CFDA adds Gabriela Hearst and Joseph Altuzarra to board
Gabriela Hearst and Joseph Altuzarra are joining the CFDA board, a move that pushes the organization deeper into craft, luxury, and designer advocacy.

The CFDA is choosing craft over noise. By adding Gabriela Hearst and Joseph Altuzarra to its Board of Directors effective immediately, the trade group is putting two of American fashion’s most credentialed luxury designers closer to the center of how the industry is governed, funded, and steered.
Steven Kolb, the CFDA’s president and chief executive, framed the appointments as more than a roster update. He said Hearst and Altuzarra have each built “a language of luxury” that is “personal and attuned to the world around them,” and said their voices bring “a thoughtful perspective on craft, responsibility, and the future of design.” That language matters. It suggests the CFDA wants its next chapter to focus less on spectacle and more on the mechanics that shape real careers: product quality, brand discipline, and the business architecture behind a successful label.

The two designers arrive with credentials that signal influence, not just profile. Hearst has been a CFDA member since 2012. She grew up on her family’s 17,000-acre ranch in Uruguay, spent more than a decade in New York design, and launched Gabriela Hearst in Fall 2015. She won the 2020 CFDA Womenswear Designer of the Year award and was named creative director of Chloé in December 2020. Altuzarra joined the CFDA in 2013, was born and raised in Paris, trained across Europe and the United States, and founded Altuzarra in New York in 2008. He won the 2014 CFDA Womenswear Designer of the Year award, along with the CFDA/Vogue Fashion Fund, the Swarovski Award for Womenswear, and the International Woolmark Prize in the United States.

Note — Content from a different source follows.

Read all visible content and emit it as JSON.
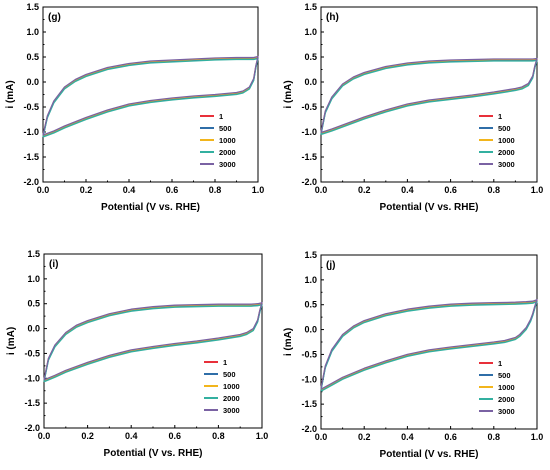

Hearst’s own remarks point to one likely priority: helping younger designers navigate the business side of fashion. She credited a CFDA program that paired starting designers with MBA students with helping launch her brand. That is the quiet policy story inside this appointment. If the CFDA gives that kind of support more muscle, emerging designers could see more access to management, finance, and infrastructure, not just mentorship in silhouette and styling.
The board now looks like a who's who of American fashion power: Thom Browne remains chairman through the end of 2026 after his term was extended in December 2024, with Prabal Gurung and Aurora James as vice chairs, Stacey Bendet as treasurer, and Maria Cornejo as general secretary. Bethann Hardison, Dao-Yi Chow, Diane von Furstenberg, Michael Kors, Norma Kamali, Ralph Lauren, Stan Herman, Tommy Hilfiger, Tory Burch, Tracy Reese, and Vera Wang are also on the board, and Emily Adams Bode Aujla joined earlier in 2026. For an organization founded in 1962 and representing more than 325 American womenswear, menswear, jewelry, and accessory designers, these appointments suggest a clear direction: stronger designer advocacy, a more assertive luxury position, and a CFDA that intends to keep shaping the business of U.S. fashion, not just celebrating it.